Kebijakan efisiensi anggaran telah menjadi sorotan utama dalam kebijakan pemerintahan di Indonesia, terutama setelah pelantikan Presiden Prabowo Subianto. Ketika daerah-dekat menghadapi tantangan fiskal yang semakin ketat, kebijakan efisiensi anggaran dipandang sebagai langkah strategis untuk memastikan bahwa sumber daya yang terbatas dapat digunakan secara optimal. Namun, dalam implementasinya, kebijakan ini memiliki dampak signifikan terhadap kinerja pembangunan daerah, yang semakin rumit dengan tuntutan menjalankan kebijakan nasional dan memenuhi janji-janji visi misi yang diusung pada saat pilkada.

Pada dasarnya, pemerintah daerah menghadapi dilema dalam mengelola anggaran. Di satu sisi, mereka harus mendukung pembangunan yang sesuai dengan kebijakan pusat, yang melibatkan berbagai sektor seperti infrastruktur, pendidikan, kesehatan, dan sosial. Di sisi lain, mereka juga dihadapkan pada keterbatasan fiskal yang mempengaruhi kemampuan untuk menjalankan program-program lokal yang penting. Dalam konteks ini, kebijakan efisiensi anggaran menjadi instrumen penting, namun dapat memberikan dampak yang kompleks terhadap pembangunan daerah.

Efisiensi anggaran, yang secara garis besar bertujuan untuk meminimalkan pemborosan dan memaksimalkan penggunaan sumber daya, sering kali berisiko memperlambat kemajuan pembangunan daerah. Misalnya, kebijakan pengurangan anggaran dalam beberapa sektor vital, seperti infrastruktur dan pemberdayaan ekonomi lokal, dapat menghambat capaian pembangunan jangka panjang. Salah satu contoh konkret adalah pembatasan anggaran pada sektor infrastruktur yang krusial untuk mendorong pertumbuhan ekonomi daerah. Tanpa infrastruktur yang memadai, potensi ekonomi daerah akan terhambat, dan ketergantungan pada sektor lain, seperti perdagangan dan pariwisata, akan semakin terbatas.

Penelitian yang dilakukan oleh Suryadarma (2022) menyatakan bahwa efisiensi anggaran yang dilakukan dengan cara pemotongan anggaran secara drastis dapat mempengaruhi kualitas pelayanan publik di daerah. Ketika anggaran dipotong, pemerintah daerah sering kali terpaksa mengurangi kualitas atau cakupan program-program yang berkaitan dengan peningkatan kualitas hidup masyarakat, seperti pendidikan, kesehatan, dan pemberdayaan masyarakat. Hal ini menjadi tantangan besar, mengingat bahwa sektor-sektor tersebut menjadi pondasi utama dalam pembangunan daerah yang inklusif dan berkelanjutan.

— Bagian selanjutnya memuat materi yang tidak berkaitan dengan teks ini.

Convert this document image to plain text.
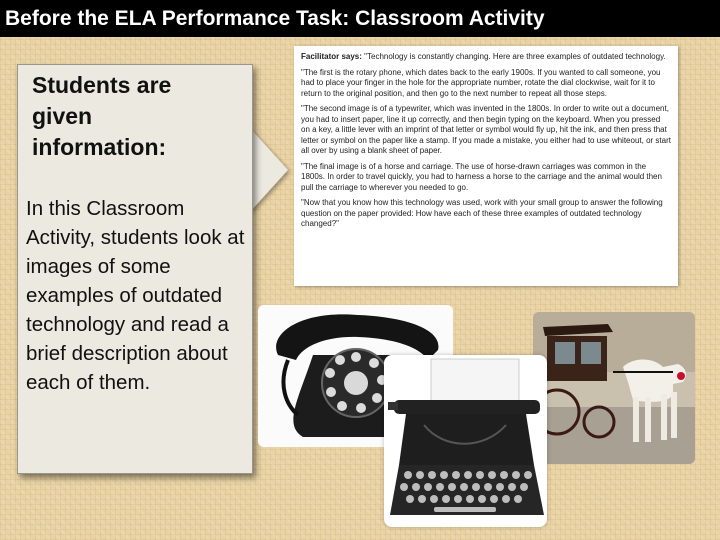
Before the ELA Performance Task: Classroom Activity
Students are given information:
In this Classroom Activity, students look at images of some examples of outdated technology and read a brief description about each of them.

Facilitator says: "Technology is constantly changing. Here are three examples of outdated technology.

"The first is the rotary phone, which dates back to the early 1900s. If you wanted to call someone, you had to place your finger in the hole for the appropriate number, rotate the dial clockwise, wait for it to return to the original position, and then go to the next number to repeat all those steps.

"The second image is of a typewriter, which was invented in the 1800s. In order to write out a document, you had to insert paper, line it up correctly, and then begin typing on the keyboard. When you pressed on a key, a little lever with an imprint of that letter or symbol would fly up, hit the ink, and then press that letter or symbol on the paper like a stamp. If you made a mistake, you either had to use whiteout, or start all over by using a blank sheet of paper.

"The final image is of a horse and carriage. The use of horse-drawn carriages was common in the 1800s. In order to travel quickly, you had to harness a horse to the carriage and the animal would then pull the carriage to wherever you needed to go.

"Now that you know how this technology was used, work with your small group to answer the following question on the paper provided: How have each of these three examples of outdated technology changed?"
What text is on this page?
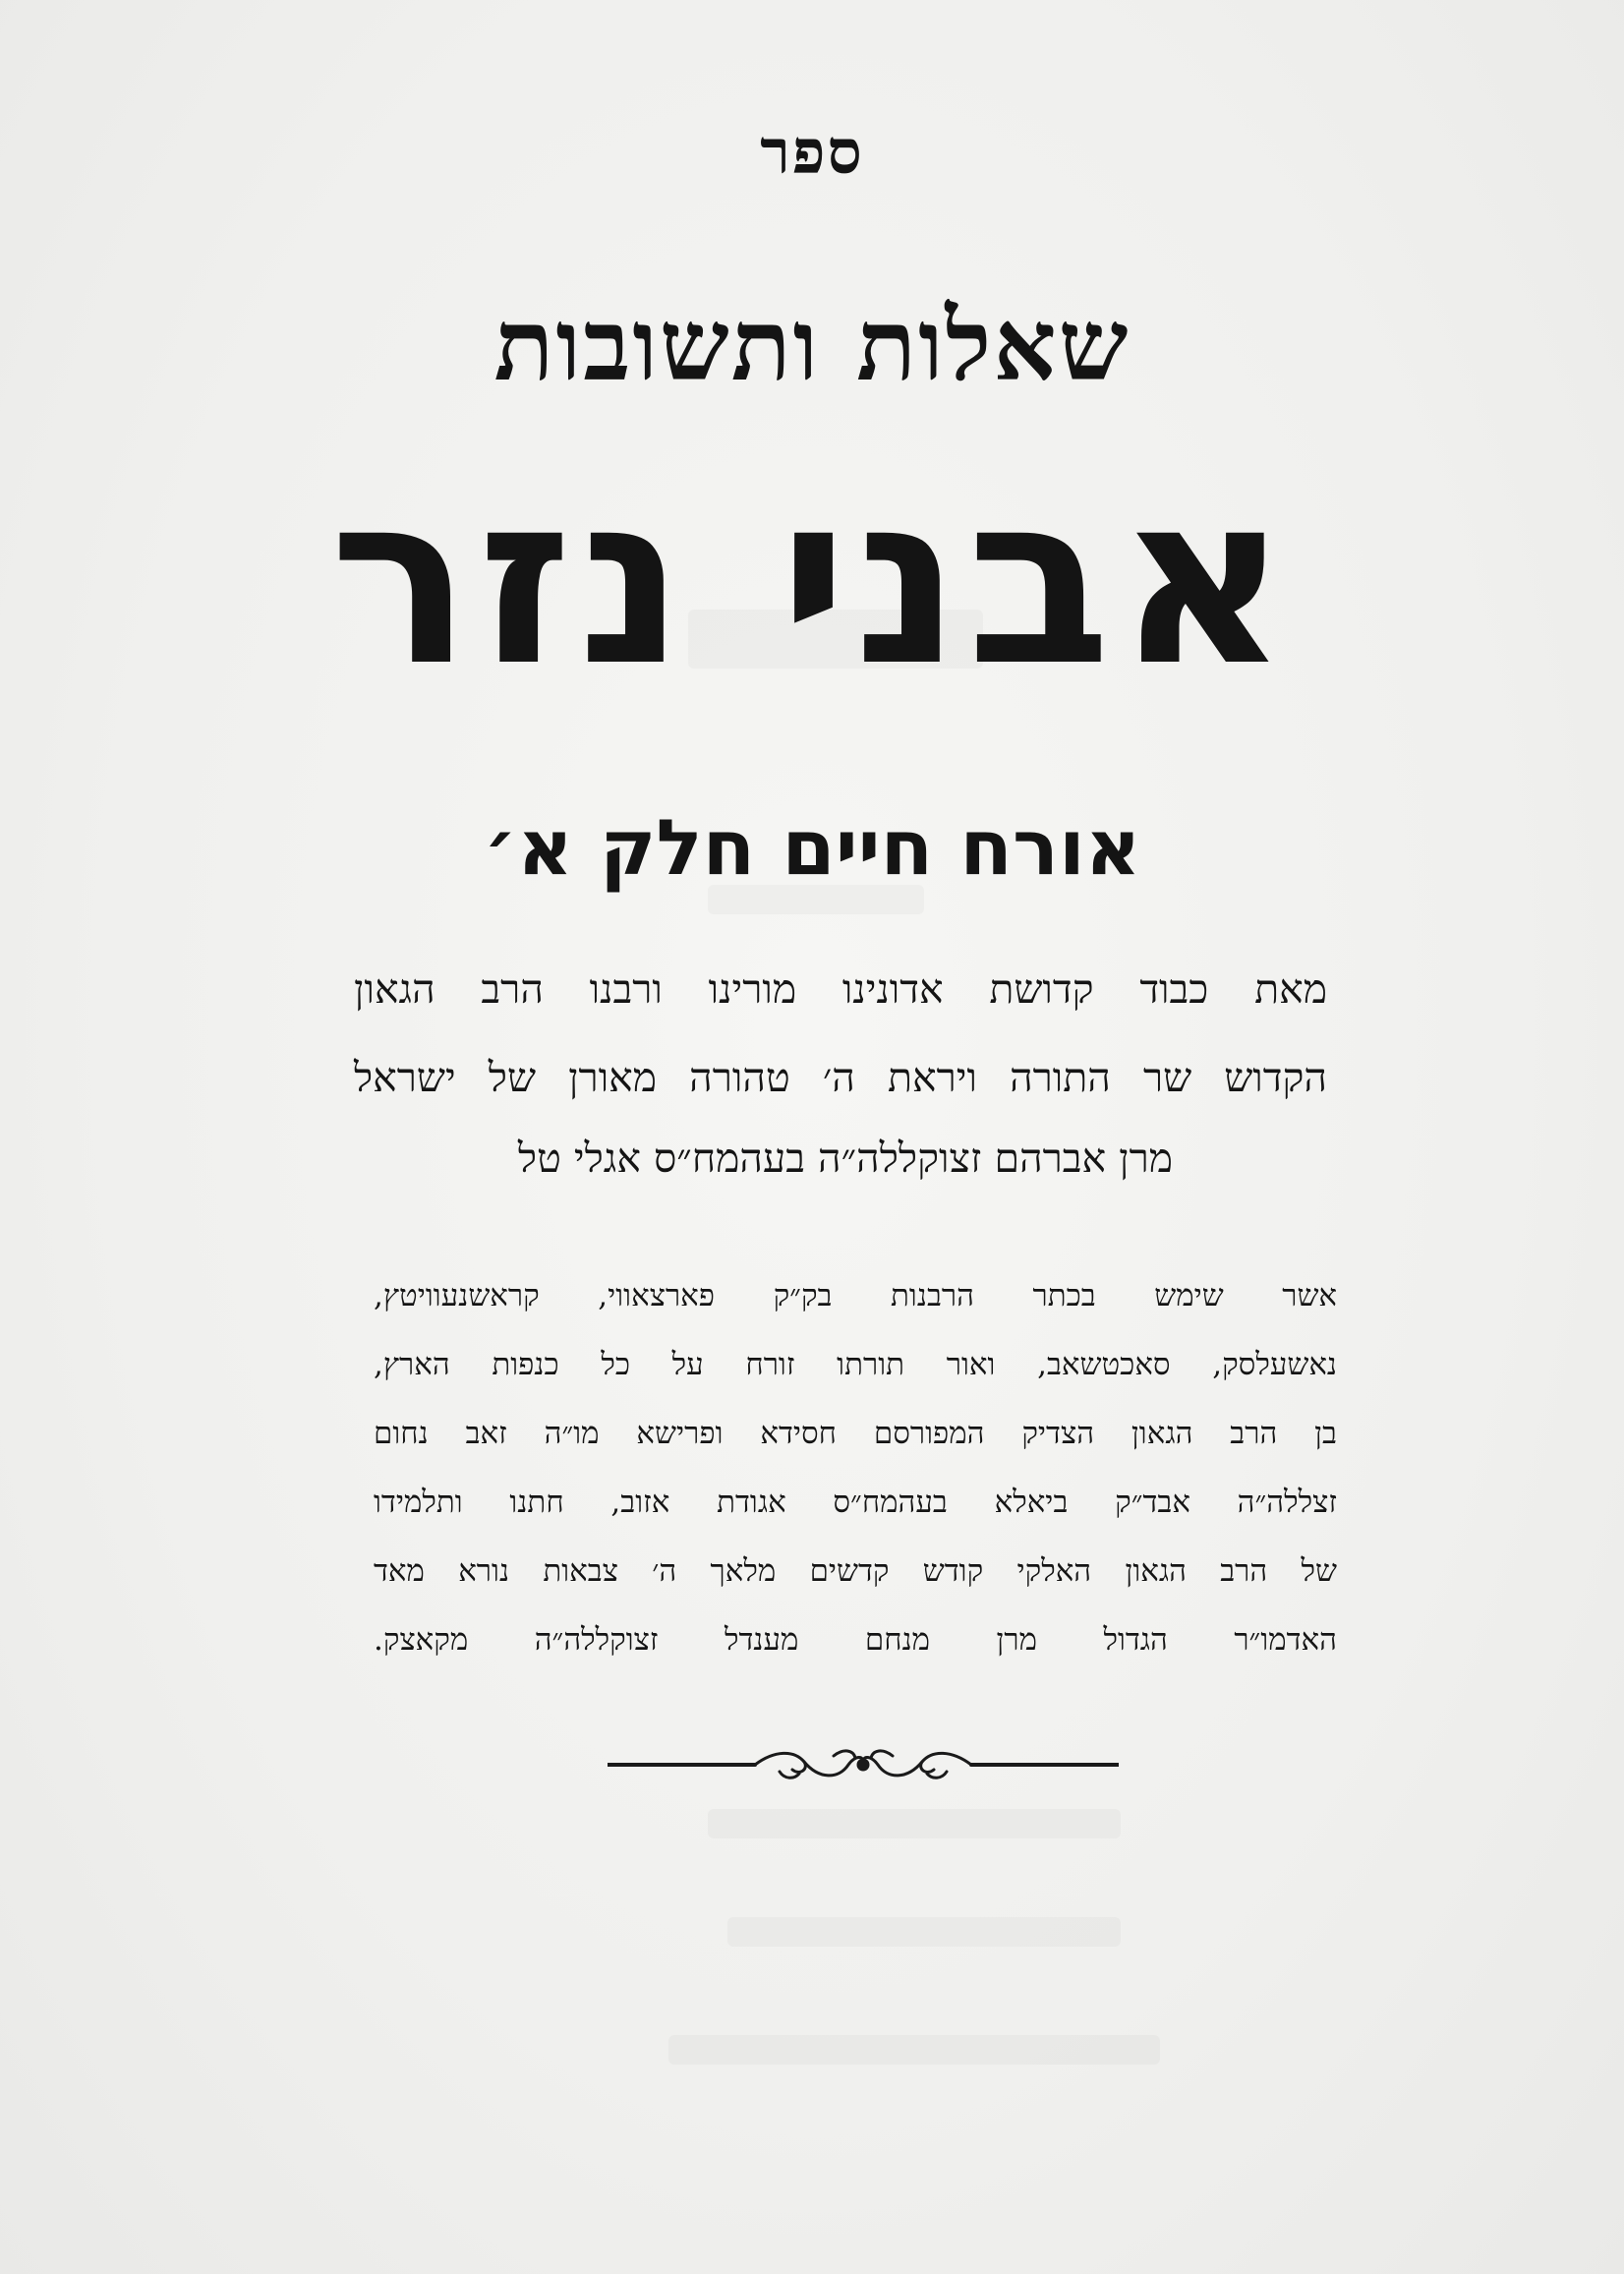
ספר
שאלות ותשובות
אבני נזר
אורח חיים חלק א׳
מאת כבוד קדושת אדונינו מורינו ורבנו הרב הגאון
הקדוש שר התורה ויראת ה׳ טהורה מאורן של ישראל
מרן אברהם זצוקללה״ה בעהמח״ס אגלי טל
אשר שימש בכתר הרבנות בק״ק פארצאווי, קראשנעוויטץ,
נאשעלסק, סאכטשאב, ואור תורתו זורח על כל כנפות הארץ,
בן הרב הגאון הצדיק המפורסם חסידא ופרישא מו״ה זאב נחום
זצללה״ה אבד״ק ביאלא בעהמח״ס אגודת אזוב, חתנו ותלמידו
של הרב הגאון האלקי קודש קדשים מלאך ה׳ צבאות נורא מאד
האדמו״ר הגדול מרן מנחם מענדל זצוקללה״ה מקאצק.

Tentu saja, efisiensi anggaran juga dapat membawa dampak positif jika diimplementasikan dengan bijak. Pemotongan yang tidak merugikan sektor-sektor strategis dan alokasi dana yang lebih efektif dapat meningkatkan kualitas belanja pemerintah daerah. Menurut analisis yang dilakukan oleh Badan Perencanaan Pembangunan Nasional (Bappenas) pada tahun 2023, efisiensi anggaran yang diterapkan dalam program prioritas, seperti pendidikan, kesehatan, dan infrastruktur, dapat meningkatkan daya saing dan kualitas pembangunan daerah dalam jangka panjang. Namun, kesuksesan efisiensi ini sangat bergantung pada kemampuan pemimpin daerah dalam merumuskan kebijakan anggaran yang tepat dan memperhitungkan prioritas jangka panjang.

Tantangan utama dalam hal efisiensi anggaran di daerah adalah keragaman kondisi fiskal dan masalah yang dihadapi oleh tiap daerah. Ada daerah yang memiliki potensi fiskal lebih besar karena ketersediaan sumber daya alam, sementara daerah lain menghadapi kendala dalam hal pendapatan asli daerah (PAD) yang terbatas. Penelitian oleh Lembaga Penelitian dan Pengabdian Masyarakat (LPPM) Universitas Indonesia pada 2021 menunjukkan bahwa terdapat disparitas yang signifikan dalam kapasitas fiskal antar daerah, yang memengaruhi kemampuan mereka dalam memenuhi kebutuhan pembangunan. Di daerah yang memiliki PAD rendah, efisiensi anggaran yang diterapkan dengan cara pemotongan anggaran bisa berdampak langsung pada kualitas layanan publik dan program pembangunan.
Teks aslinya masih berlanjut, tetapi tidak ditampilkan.